Por José Álvaro Moisés
Os escândalos do “mensalão” e denúncias de “mal feitos” no primeiro mandato de Dilma Rousseff – seguidas da demissão, neste caso, de sete ministros acusados de envolvimento – não impediram que Lula da Silva se reelegesse presidente em 2006 e, do mesmo modo, Dilma Rousseff em 2014, ambos com votação expressiva. Isso sugere algumas possibilidades: a maioria dos eleitores não estava informada dos fatos; informada ou não, a maioria não estava convencida do envolvimento de ambos e do seu partido nas denúncias; ou a maioria, em qualquer caso, não associa “o uso indevido de recursos públicos para fins privados” – como corrupção.

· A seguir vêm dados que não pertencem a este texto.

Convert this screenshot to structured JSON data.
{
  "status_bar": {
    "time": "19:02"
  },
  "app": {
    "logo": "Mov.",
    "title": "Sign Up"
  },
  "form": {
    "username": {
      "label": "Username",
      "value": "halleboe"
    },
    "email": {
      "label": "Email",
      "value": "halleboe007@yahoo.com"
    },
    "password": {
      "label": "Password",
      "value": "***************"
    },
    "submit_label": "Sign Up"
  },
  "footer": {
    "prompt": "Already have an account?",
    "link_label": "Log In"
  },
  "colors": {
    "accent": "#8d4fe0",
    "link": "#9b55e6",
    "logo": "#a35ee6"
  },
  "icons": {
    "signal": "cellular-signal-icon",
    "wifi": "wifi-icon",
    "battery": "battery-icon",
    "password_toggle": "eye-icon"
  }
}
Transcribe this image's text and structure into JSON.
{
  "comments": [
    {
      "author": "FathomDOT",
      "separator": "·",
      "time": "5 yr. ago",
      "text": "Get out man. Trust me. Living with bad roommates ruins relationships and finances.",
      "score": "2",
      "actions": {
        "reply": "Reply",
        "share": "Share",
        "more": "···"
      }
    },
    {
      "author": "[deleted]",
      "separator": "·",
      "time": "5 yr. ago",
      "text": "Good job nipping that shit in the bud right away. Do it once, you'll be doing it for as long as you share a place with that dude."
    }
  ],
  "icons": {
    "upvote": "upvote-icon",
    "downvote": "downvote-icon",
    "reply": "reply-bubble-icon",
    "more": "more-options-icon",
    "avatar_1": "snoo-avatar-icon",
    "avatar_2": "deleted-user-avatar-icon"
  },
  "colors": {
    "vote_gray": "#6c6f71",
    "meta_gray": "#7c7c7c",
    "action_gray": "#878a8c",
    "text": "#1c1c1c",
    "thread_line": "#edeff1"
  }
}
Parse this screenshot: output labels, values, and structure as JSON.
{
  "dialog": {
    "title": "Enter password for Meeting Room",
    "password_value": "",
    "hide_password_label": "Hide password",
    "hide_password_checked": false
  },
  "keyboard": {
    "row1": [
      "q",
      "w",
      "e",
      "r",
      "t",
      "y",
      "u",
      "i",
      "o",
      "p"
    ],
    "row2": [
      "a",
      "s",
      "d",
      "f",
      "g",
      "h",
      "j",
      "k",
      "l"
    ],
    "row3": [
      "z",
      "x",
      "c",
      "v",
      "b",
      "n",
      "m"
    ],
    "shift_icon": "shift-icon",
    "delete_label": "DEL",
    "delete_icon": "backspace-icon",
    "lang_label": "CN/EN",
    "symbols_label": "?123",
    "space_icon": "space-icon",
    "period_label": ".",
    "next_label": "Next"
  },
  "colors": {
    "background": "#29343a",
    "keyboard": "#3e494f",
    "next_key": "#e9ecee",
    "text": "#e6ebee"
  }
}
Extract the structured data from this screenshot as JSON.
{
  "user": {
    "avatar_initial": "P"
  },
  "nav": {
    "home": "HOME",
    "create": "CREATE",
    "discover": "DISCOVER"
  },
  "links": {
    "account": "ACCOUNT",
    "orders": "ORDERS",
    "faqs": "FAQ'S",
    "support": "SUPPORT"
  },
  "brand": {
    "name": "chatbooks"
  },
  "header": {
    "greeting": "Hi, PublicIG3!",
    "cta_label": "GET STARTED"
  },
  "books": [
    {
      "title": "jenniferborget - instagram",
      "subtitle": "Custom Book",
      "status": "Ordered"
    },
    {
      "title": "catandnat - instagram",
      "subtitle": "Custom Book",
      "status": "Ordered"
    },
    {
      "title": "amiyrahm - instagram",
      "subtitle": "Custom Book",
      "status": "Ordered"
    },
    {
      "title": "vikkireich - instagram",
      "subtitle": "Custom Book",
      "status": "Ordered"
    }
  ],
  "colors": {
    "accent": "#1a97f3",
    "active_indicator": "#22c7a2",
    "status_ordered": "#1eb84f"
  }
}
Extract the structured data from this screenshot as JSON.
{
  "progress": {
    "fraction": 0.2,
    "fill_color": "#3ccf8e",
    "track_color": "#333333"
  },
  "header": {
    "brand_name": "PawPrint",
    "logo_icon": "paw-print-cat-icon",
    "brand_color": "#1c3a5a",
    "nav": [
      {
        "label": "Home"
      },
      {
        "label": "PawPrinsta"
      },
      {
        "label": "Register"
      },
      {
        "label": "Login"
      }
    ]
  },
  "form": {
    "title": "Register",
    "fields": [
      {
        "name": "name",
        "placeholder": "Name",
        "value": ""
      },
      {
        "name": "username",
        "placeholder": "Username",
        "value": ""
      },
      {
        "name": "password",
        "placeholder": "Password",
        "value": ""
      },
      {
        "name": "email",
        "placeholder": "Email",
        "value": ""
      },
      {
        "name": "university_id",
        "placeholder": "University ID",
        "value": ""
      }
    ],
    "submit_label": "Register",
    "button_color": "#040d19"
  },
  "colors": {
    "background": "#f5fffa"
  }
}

A questão envolve a indagação sobre a natureza do fenômeno da corrupção, da cultura política na sua persistente ocorrência no país e se isso afeta a confiança dos cidadãos nas instituições democráticas. A corrupção é um dos problemas mais sérios e complexos que assolam as novas e velhas democracias. O conhecimento convencional mostra que ela envolve o abuso do poder público para qualquer tipo de benefício privado, inclusive, vantagens para os partidos de governo em detrimento da oposição.
As explicações usuais de economistas e cientistas políticos para o fenômeno da corrupção apontam para o papel do desenvolvimento econômico e do desenho institucional. Os estudos mais comuns tratam das consequências sistêmicas negativas da corrupção como o clientelismo, o nepotismo e a ilegitimidade política, e das supostas implicações positivas como a estabilidade política e o chamado ‘engraxamento’ de estruturas burocráticas. Tratam também das implicações da corrupção para decisões das políticas econômicas e dos efeitos negativos para o investimento público e privado.
Desenvolvimento e modernização, com suas conhecidas implicações para a transformação das relações econômicas, sociais, culturais e políticas das sociedades, são vistos por parte da literatura como condição necessária para fazer o sistema político coibir delitos contra o interesse público. Sociedades menos desenvolvidas tenderiam a não distinguir entre pagamentos legítimos e prebendas ilegais nas relações entre agentes públicos e privados, e estimulariam a tolerância social diante de comportamentos antirrepublicanos.
Diferente do cenário de países modernizados pelo impacto de transformações econômicas e sociais – em que o enforcement of the law e a punição dos crimes seriam mais institucionalizados e efetivos -, as nações com baixos níveis de desenvolvimento enfrentariam dificuldades para estabelecer e institucionalizar a distinção entre as esferas pública e privada, legitimando muitas vezes a apropriação privada de recursos públicos. Nesse caso, essas práticas se chocariam com as regras legais e os ethos burocráticos vigentes, tornando praticamente inefetivo o princípio do primado da lei. As chances de comportamento corrupto seriam, portanto, muito maiores em países de níveis baixos ou médios de desenvolvimento econômico e social, a exemplo da África, Oriente Médio, Leste Europeu e América Latina.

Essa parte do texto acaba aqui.